Ringo purchased his first set of Oyster Black Pearl Ludwigs in England in 1963. He tells of going into the music store with his manager and seeing the Downbeat set in this finish. The purchase was made and the dealer asked he wanted the Ludwig logo removed from the bass drum head. Ringo was very animated when he tells of how he said. "no." Ringo used two Oyster Black Pearl Downbeat sets and two Oyster Black Super Classic sets during his Beatles career. One of the Downbeat sets recently made the news when it was sold at auction for 2.2 million dollars. That's a lot of money for a vintage Ludwig drum set. What made it worth so much? Only those who remember what the Beatles and Ringo, in particular, did for the cause of drumming will ever understand.
My prized OBP downbeat kit is the correct 20X14 bass 12X8 mounted tom and 14X14 floor tom.
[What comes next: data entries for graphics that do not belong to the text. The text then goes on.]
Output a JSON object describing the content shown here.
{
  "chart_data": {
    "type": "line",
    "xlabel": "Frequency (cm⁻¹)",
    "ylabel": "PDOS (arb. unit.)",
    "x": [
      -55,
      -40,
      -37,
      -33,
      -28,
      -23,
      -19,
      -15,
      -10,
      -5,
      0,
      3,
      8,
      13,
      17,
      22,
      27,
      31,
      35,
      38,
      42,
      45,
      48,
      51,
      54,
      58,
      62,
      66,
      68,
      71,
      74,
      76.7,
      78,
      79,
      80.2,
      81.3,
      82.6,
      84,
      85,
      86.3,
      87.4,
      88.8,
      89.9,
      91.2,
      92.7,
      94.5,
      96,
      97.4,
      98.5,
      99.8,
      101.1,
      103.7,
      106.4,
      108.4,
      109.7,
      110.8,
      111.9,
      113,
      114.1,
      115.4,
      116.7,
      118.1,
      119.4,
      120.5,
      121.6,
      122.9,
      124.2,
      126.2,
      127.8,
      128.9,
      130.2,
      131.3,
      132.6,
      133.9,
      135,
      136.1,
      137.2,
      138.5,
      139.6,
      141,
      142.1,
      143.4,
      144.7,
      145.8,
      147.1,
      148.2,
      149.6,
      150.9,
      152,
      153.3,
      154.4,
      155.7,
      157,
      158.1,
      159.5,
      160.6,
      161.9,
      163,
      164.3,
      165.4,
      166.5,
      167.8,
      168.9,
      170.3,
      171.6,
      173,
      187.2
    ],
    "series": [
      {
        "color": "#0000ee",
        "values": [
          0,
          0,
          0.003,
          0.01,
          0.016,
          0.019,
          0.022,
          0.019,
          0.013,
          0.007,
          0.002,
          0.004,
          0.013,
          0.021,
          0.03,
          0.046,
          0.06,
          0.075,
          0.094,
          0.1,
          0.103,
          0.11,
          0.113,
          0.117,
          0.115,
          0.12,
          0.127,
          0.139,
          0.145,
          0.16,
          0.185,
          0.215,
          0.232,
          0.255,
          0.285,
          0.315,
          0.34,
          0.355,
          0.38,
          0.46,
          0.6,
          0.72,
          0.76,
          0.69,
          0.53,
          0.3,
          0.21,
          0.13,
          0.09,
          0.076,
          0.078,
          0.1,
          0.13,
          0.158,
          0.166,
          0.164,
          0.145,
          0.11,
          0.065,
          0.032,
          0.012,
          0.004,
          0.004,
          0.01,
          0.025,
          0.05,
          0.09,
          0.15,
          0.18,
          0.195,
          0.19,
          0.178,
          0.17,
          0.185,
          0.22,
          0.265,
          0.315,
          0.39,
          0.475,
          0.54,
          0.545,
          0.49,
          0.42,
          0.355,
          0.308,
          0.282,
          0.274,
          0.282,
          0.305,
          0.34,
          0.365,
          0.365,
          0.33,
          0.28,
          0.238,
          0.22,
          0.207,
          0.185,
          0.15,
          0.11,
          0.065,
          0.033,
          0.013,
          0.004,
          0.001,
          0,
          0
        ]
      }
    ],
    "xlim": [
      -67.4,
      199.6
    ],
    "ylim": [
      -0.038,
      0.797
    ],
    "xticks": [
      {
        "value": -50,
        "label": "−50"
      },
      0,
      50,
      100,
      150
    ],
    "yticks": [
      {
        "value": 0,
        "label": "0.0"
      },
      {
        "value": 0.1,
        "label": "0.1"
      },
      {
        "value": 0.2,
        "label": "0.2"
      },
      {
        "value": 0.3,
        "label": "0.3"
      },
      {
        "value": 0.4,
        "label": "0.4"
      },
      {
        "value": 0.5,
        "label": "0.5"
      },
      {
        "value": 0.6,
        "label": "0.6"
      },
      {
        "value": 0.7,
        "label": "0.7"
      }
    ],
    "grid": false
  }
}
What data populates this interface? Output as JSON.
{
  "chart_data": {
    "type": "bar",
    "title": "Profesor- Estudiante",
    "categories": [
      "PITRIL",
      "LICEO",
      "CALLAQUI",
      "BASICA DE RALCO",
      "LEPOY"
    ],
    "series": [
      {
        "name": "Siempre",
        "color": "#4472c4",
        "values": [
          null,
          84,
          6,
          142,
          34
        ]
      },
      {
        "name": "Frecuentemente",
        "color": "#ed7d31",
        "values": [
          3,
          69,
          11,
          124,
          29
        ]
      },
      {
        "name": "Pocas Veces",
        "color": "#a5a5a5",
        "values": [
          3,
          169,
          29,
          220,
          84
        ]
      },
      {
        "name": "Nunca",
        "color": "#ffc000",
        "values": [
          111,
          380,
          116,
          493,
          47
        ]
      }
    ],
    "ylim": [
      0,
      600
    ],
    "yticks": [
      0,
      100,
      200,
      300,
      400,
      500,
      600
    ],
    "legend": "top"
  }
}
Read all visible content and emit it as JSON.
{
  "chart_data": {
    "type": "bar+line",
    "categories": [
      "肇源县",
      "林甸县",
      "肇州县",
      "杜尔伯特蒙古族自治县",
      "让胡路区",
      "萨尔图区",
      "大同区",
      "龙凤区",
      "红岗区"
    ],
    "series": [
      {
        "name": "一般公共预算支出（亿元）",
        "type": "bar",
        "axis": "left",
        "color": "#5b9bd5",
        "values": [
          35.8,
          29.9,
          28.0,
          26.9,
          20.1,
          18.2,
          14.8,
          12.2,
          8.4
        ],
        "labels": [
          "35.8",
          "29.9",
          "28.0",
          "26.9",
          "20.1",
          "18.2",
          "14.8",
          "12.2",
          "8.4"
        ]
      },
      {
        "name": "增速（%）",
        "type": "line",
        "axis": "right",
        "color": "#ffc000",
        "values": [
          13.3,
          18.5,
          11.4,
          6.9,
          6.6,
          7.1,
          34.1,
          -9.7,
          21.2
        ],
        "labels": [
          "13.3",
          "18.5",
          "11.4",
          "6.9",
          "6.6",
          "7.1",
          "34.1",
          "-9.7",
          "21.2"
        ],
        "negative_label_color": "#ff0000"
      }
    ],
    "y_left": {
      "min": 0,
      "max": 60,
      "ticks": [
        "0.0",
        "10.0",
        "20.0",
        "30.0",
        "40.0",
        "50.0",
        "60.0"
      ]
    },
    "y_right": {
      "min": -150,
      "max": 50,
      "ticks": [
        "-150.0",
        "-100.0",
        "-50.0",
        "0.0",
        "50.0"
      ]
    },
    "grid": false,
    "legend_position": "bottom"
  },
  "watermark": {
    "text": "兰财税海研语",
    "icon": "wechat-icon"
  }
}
The snare is a 14X5 Pioneer. Ringo used the Jazz Festival model with all his sets. The shells are three-ply mahogany poplar mahogany with white resicote inside. Keystone badges and baseball bat tone controls are present on each drum. The bass drum features fold-out spurs, and the real surprise is the Rogers Swiv-o-matic tom mount. Ringo preferred and installed this type of mount on his kits. This mount is present on my kit with no extra holes. The tom is also fitted with the Swiv-o-matic mount with no extra holes. I feel sure this set was ordered with no customary rail consolette mount. In other words, it was a virgin bass and tom. The drummer who ordered this set wanted this set to be like Ringo's set. This doesn't sound so amazing now, but none of us really knew what Ringo's tom mount was back in the day. We didn't have the internet and close ups to identify what he had done.
You can just feel the Beatles' vibe when you see and play this set. My friend Ron Burns owned and played this set with a Beatles tribute band for many years. They are in excellent condition. I was so fortunate to buy them from him, and I promised him he could use them for any reunion concerts his tribute band may ever do. I also wanted to show you a very cool painting my friend Dennis Kaney did for me. Dennis is a drummer who has been rocking since the 1960s also. The picture is an oil painting of Ringo in action on one of his Oyster Black sets. I just love this painting. Thank you, Dennis for such a cool painting to remind me of why I took up drumming in the first place.